During their stay in Guatemala, they held sectoral meetings with representatives of the main multilateral financing institutions (IFIs), local government and relevant public companies for tendering purposes. In addition, they developed an individual agenda, which included interviews with local companies in their sector.
María Peña was joined at the inauguration by the Ministers of Public Finance and Economy of Guatemala, a country which, according to ICEX, is the largest economy in Central America, with a GDP of more than 80 billion US dollars, equivalent to 39% of the regional GDP. It is a market of almost 18 million inhabitants, with a per capita income of more than 4,600 dollars, and is the main destination for Spanish exports to the region.
The note adds that, prior to the pandemic, Guatemala’s economy had been on a path of lasting stability, with real GDP growth of between 2.5 and 5 per cent almost every year.
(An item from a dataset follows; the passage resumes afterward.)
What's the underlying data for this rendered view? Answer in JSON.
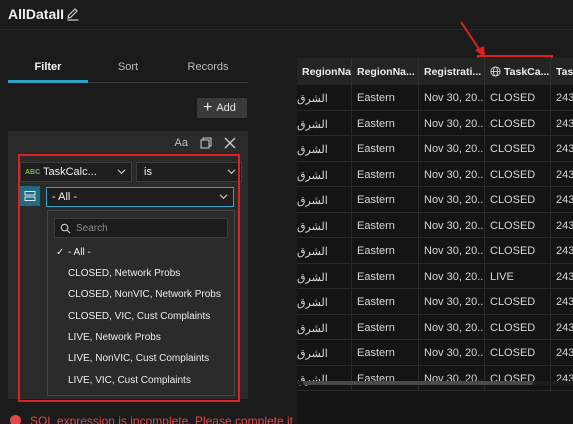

She also said that the country’s economic performance since the pandemic has been excellent, and that the current government has a programme focused on attracting foreign direct investment and developing productive infrastructure, and has set itself the goal of improving the business climate.
In her speech, María Peña highlighted the “depth” of bilateral relations and assured that “there are many important projects for the future that Guatemala has to offer, whether in the field of infrastructure, energy or water”.
He also said that the companies that accompanied him believe in “a development model that favours more sustained growth, but also more sustainable and inclusive, with a balanced distribution of the benefits derived from investment and technology flows”.
Speaking to the Efe news agency, Peña referred to the importance of the free trade agreement signed by Central America and the European Union in 2012 under the Association Agreement (AA), and said: “There is still a lot of room for manoeuvre, a long way to go. We can still bet on a greater diversification of exports from Central America to the European Union”.
Guatemala is a priority country for Spain, supported by both Spanish and European funds, and could be a beneficiary of the FIEM fund of the Ministry of Industry, Trade and Tourism and AECID’s FONPRODE, the future Spanish Fund for Sustainable Development (FEDES).